During the preseason, Kelley Washington caught 6 of the 7 passes thrown his way. All 6 catches came with Flacco under center in the first string offense, and 5 of the 6 catches went for first downs. It is also noteworthy that Washington’s best game of the preseason came during the infamous third-week dress rehearsal, where he snagged all 3 passes thrown his way for 66 yards.
The regular season has displayed an even greater reason to raise the expectation meter on Kelley. Through the first two games, he has accumulated 7 catches, 101 yards, and 1 TD. But the real insight befalls on the stats that, during these two regular season games, he has only one drop and all but one of his catches have gone for first downs.
When all of these factors are meshed together, the product that starts to surface is why Kelley Washington should start to draw considerable attention as a quality fill-in, depth player. He is the guy on a team with a passing game that is rapidly gaining NFL respectability, who has a secure role granting 3-4 catches a game in the area of the first-down marker while lined up routinely against LBs. Summed up, he is the most likely to draw the passing mismatch. Add into the equation that Washington’s hands have been almost flawless and the result is dependability in the eyes of Flacco.
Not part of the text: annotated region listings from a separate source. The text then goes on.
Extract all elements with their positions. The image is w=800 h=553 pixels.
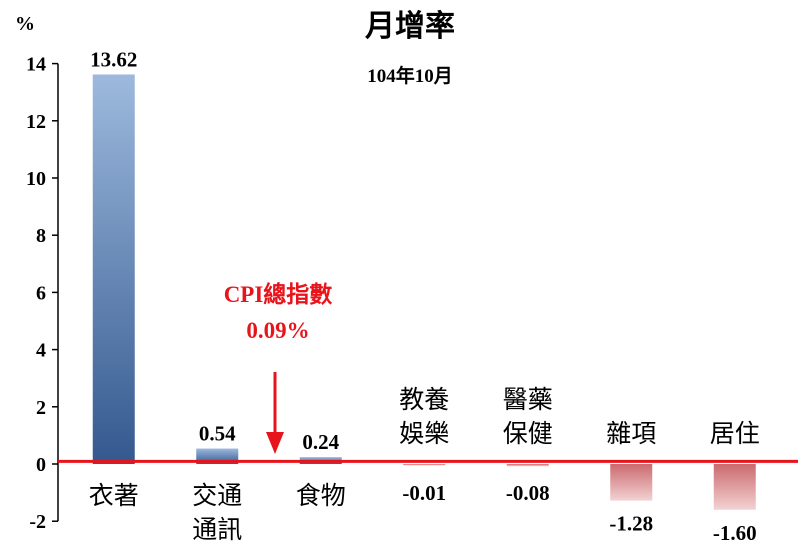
x-category-label: 娛樂 (399, 419, 449, 448)
bar (92, 74, 135, 464)
cpi-arrow-head-icon (266, 432, 284, 454)
chart-subtitle: 104年10月 (367, 64, 453, 87)
y-tick-label: 2 (36, 397, 46, 419)
y-axis: -2 0 2 4 6 8 10 12 14 (26, 54, 59, 533)
x-category-label: 居住 (710, 419, 760, 448)
bar (506, 464, 549, 467)
bar (610, 464, 653, 501)
y-tick-label: 12 (26, 111, 46, 133)
x-category-label: 教養 (399, 385, 449, 414)
bars-group (92, 74, 756, 510)
x-category-label: 衣著 (89, 481, 139, 510)
y-tick-label: 4 (36, 340, 46, 362)
cpi-annotation-name: CPI總指數 (224, 281, 333, 307)
value-labels-group: 13.62 0.54 0.24 -0.01 -0.08 -1.28 -1.60 (90, 47, 757, 544)
bar (403, 464, 446, 466)
x-category-label: 雜項 (606, 419, 656, 448)
x-category-label: 通訊 (192, 515, 242, 544)
x-category-label: 交通 (192, 481, 242, 510)
data-label: -0.01 (402, 481, 446, 505)
data-label: -0.08 (506, 481, 550, 505)
x-category-label: 保健 (503, 419, 553, 448)
chart-title: 月增率 (365, 9, 455, 44)
x-category-label: 食物 (296, 481, 346, 510)
y-tick-label: 8 (36, 225, 46, 247)
y-tick-label: 6 (36, 282, 46, 304)
y-tick-label: 14 (26, 54, 46, 76)
bar (713, 464, 756, 510)
data-label: -1.60 (713, 521, 757, 545)
data-label: 0.24 (302, 430, 339, 454)
x-category-label: 醫藥 (503, 385, 553, 414)
data-label: -1.28 (609, 512, 653, 536)
y-tick-label: -2 (29, 511, 46, 533)
data-label: 13.62 (90, 47, 137, 71)
y-tick-label: 10 (26, 168, 46, 190)
y-axis-unit-label: % (15, 13, 35, 35)
y-tick-label: 0 (36, 454, 46, 476)
data-label: 0.54 (199, 422, 236, 446)
cpi-annotation-value: 0.09% (246, 318, 309, 343)
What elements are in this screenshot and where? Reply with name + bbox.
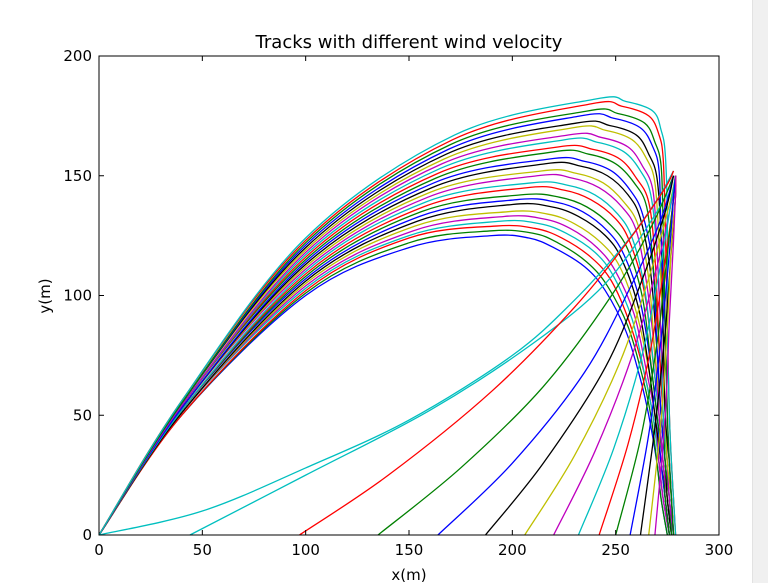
y-tick-label-0: 0 [82, 526, 92, 544]
y-tick-label-3: 150 [63, 167, 92, 185]
y-tick-label-4: 200 [63, 47, 92, 65]
x-tick-label-6: 300 [705, 541, 734, 559]
x-axis: 0 50 100 150 200 250 300 [94, 56, 733, 559]
series-line-8 [98, 193, 671, 536]
y-tick-label-2: 100 [63, 287, 92, 305]
x-tick-label-5: 250 [601, 541, 630, 559]
x-axis-label: x(m) [391, 566, 426, 583]
plot-area [99, 56, 719, 535]
series-line-39 [654, 175, 677, 536]
series-line-1 [98, 229, 668, 536]
y-axis-label: y(m) [36, 278, 54, 313]
series-line-20 [98, 120, 675, 536]
x-tick-label-3: 150 [395, 541, 424, 559]
series-layer [98, 96, 677, 536]
series-line-0 [98, 234, 668, 536]
y-tick-label-1: 50 [73, 406, 92, 424]
x-tick-label-1: 50 [193, 541, 212, 559]
x-tick-label-4: 200 [498, 541, 527, 559]
series-line-24 [98, 96, 677, 536]
series-line-31 [524, 175, 677, 536]
series-line-7 [98, 198, 671, 536]
x-tick-label-2: 100 [291, 541, 320, 559]
series-line-28 [377, 175, 675, 536]
series-line-27 [299, 170, 675, 536]
series-line-33 [577, 175, 677, 536]
series-line-30 [484, 175, 675, 536]
scrollbar-track[interactable] [752, 0, 768, 583]
series-line-22 [98, 108, 675, 536]
series-line-3 [98, 219, 671, 536]
y-axis: 0 50 100 150 200 [63, 47, 719, 544]
series-line-36 [629, 175, 677, 536]
series-line-14 [98, 156, 673, 536]
series-line-6 [98, 202, 671, 536]
chart-title: Tracks with different wind velocity [255, 32, 563, 53]
series-line-29 [437, 175, 675, 536]
series-line-26 [189, 175, 675, 536]
x-tick-label-0: 0 [94, 541, 104, 559]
Maurice Stovall: On a team with a mad-man slinger such as Byron Leftwich and a somewhat questionable WR1 still out, any player drawing Lefty’s attention should become a “player of interest” to any fantasy owner. It is understood that Antonio Bryant, who is on the mend for at least another week with a recovering bum knee, will assume the WR1 upon his return. The player most forgotten, though, will be Maurice Stovall. His development has been slow and still presents some giant obstacles for him to stride into the arena of showing true promise, but his circumstances cannot be overlooked. Lefty throws more deep passes per game than probably any other NFL starting QB. In Week 2, Stovall was discovered as a big target option deep. While his catching technique is still extremely flawed, a flash of potential suddenly showed up on that one play. If Clayton and Bryant are distracting the other team’s best cover DBs, then who is left to cover Maurice Stovall as the WR3?
This very scenario is the same reason that owners should also anticipate quality production from Kellen Winslow as the option in the middle of the field. Stovall’s Week 2 stat-line of 3 catches for 80 yards is enough to place a “watcher” sticker upon. Fantasy owners can feel confident that the combination of Stovall being mismatched and Lefty’s constant deep pass mentality will result in an occasional spike in stats for Stovall on a random weekly basis.